А, ведь, как все просто объяснилось: моя литература, оказывается, - для бедняков! Но никто сегодня не мнит себя бедняком. Даже "отставшие от поезда" тешат себя надеждой на непременное обогащение... В их числе моя Юлька...
На улице я снова оказался в замешательстве. Куда идти? Домой не хотелось. Ноги как-то сами собой понесли меня в старый парк.
В руке все еще оставалась бумажная трубка. Бесполезная теперь.
Сев на краешек завалившейся скамейки, я покрутил рулончик. Рядом была мусорница, которую никто давно уже не вычищал и в которую уже давно никто ничего не выбрасывал.
Кинуть все туда?
Я развернул листочки.
Почему-то не поднималась рука выбросить их.

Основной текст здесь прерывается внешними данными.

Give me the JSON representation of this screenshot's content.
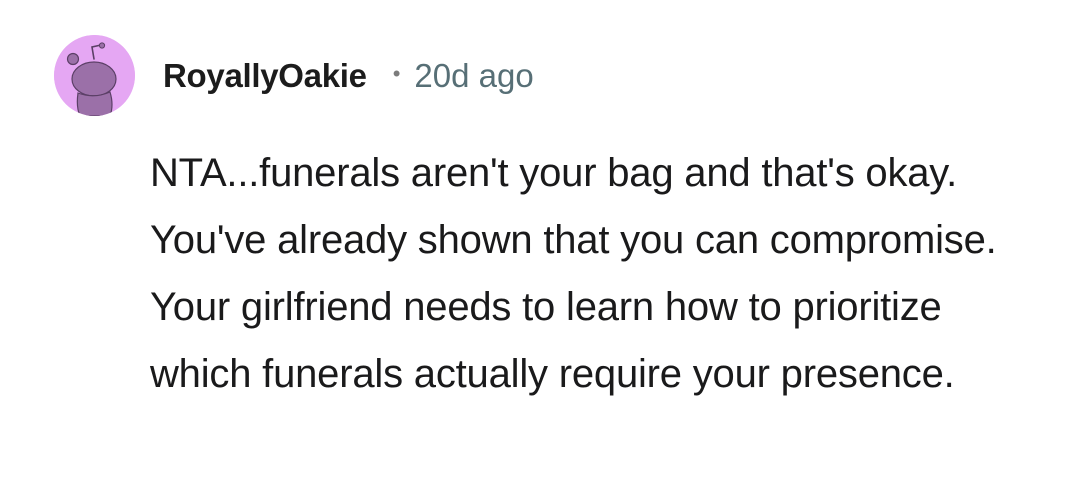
{
  "comment": {
    "author": "RoyallyOakie",
    "separator": "•",
    "age": "20d ago",
    "body": "NTA...funerals aren't your bag and that's okay. You've already shown that you can compromise. Your girlfriend needs to learn how to prioritize which funerals actually require your presence.",
    "avatar_icon": "snoo-avatar-icon"
  },
  "colors": {
    "avatar_background": "#e5a7f3",
    "avatar_figure": "#9b70a8",
    "username": "#1c1c1c",
    "timestamp": "#576f76",
    "body_text": "#1a1a1b",
    "background": "#ffffff"
  }
}
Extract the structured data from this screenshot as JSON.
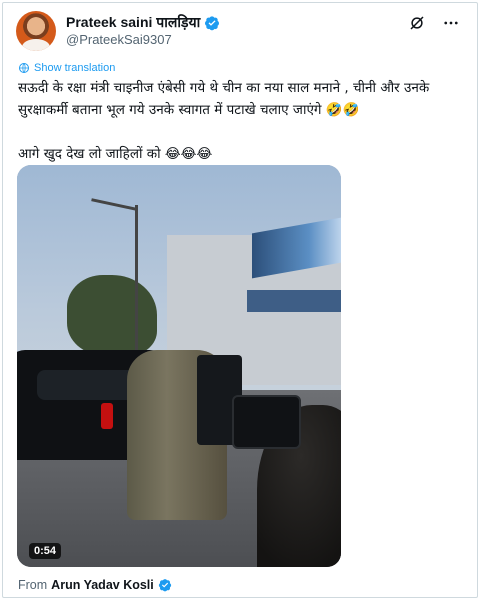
{
  "post": {
    "author_name": "Prateek saini पालड़िया",
    "handle": "@PrateekSai9307",
    "translate_label": "Show translation",
    "text": "सऊदी के रक्षा मंत्री चाइनीज एंबेसी गये थे चीन का नया साल मनाने , चीनी और उनके\nसुरक्षाकर्मी बताना भूल गये उनके स्वागत में पटाखे चलाए जाएंगे 🤣🤣\n\nआगे खुद देख लो जाहिलों को 😂😂😂",
    "media": {
      "duration": "0:54"
    },
    "from_label": "From",
    "from_name": "Arun Yadav Kosli"
  },
  "icons": {
    "verified": "verified-badge-icon",
    "grok": "grok-icon",
    "more": "more-icon",
    "translate": "translate-icon"
  },
  "colors": {
    "accent": "#1d9bf0",
    "muted": "#536471",
    "text": "#0f1419"
  }
}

Неужели все эти годы я старался впустую? Вроде бы умом понимал, что мои рассказы мало кто будет читать, но на что-то, все-таки, надеялся. Юльку, вот, хотел переубедить. Доказать хотел, что не все люди с цепи сорвались. Языком своих произведений хотелось рассказать ей, что в нашей жизни достаток не главное, что не надо тянуться за преуспевающими друзьями, что главное не то, что на нас, а то, что внутри нас...
Показывал свои рукописи друзьям. Поначалу хвалили. Говорили, что интересен слог и необычна тема. Но мило улыбались и советовали не застревать на прошлом, предлагали писать бестселлеры. Прошлым они называли, как это ни парадоксально, именно тему о будущем. Никому это уже не интересно, - говорили мне. В конце концов друзья перестали читать мои вещи.
Это еще больше злило Юльку. Вернее, злило то, что, несмотря на насмешки наших друзей, я не прекращал писать. И она уже стеснялась при них говорить о моих вечерних сидениях за компьютером.
Кстати, ценной вещью оказался компьютер. Я сразу раскусил его колоссальные возможности и, как только получилось подкопить необходимую сумму, не раздумывая купил его. От семейного скандала уберегло только то, что компьютер стал в наше время таким же престижным предметом в доме, как какая-нибудь дорогая люстра.
Ну а далее начались безуспешные мотания по издательствам...
На другой край скамейки подсел бомжеватого вида старик.
От неприятного соседства захотелось сразу встать и уйти, но что-то задержало меня. Видимо, неудобно стало перед дедом: бомж сразу поймет, что я побрезговал сидеть рядом.
Бедолага и так наполучал пинков от жизни, а теперь и я наглядно показал бы ему, как от него шарахаются люди.
- Вы меня извините, - сказал он, - я ненадолго... я понимаю... все такое... но я только чуток отдохну.
Мне вдруг вспомнилось, как я был в командировке в одном чужом городе, где не стал останавливаться в гостинице. Поезд домой был только ночью, и мне надо было где-то скоротать время. Тогда я, бесцельно мотаясь по городу, тоже порядком устал. Но так я провел только половину дня, а этому бомжу болтаться без приюта не полдня и не день, а всю свою оставшуюся жизнь.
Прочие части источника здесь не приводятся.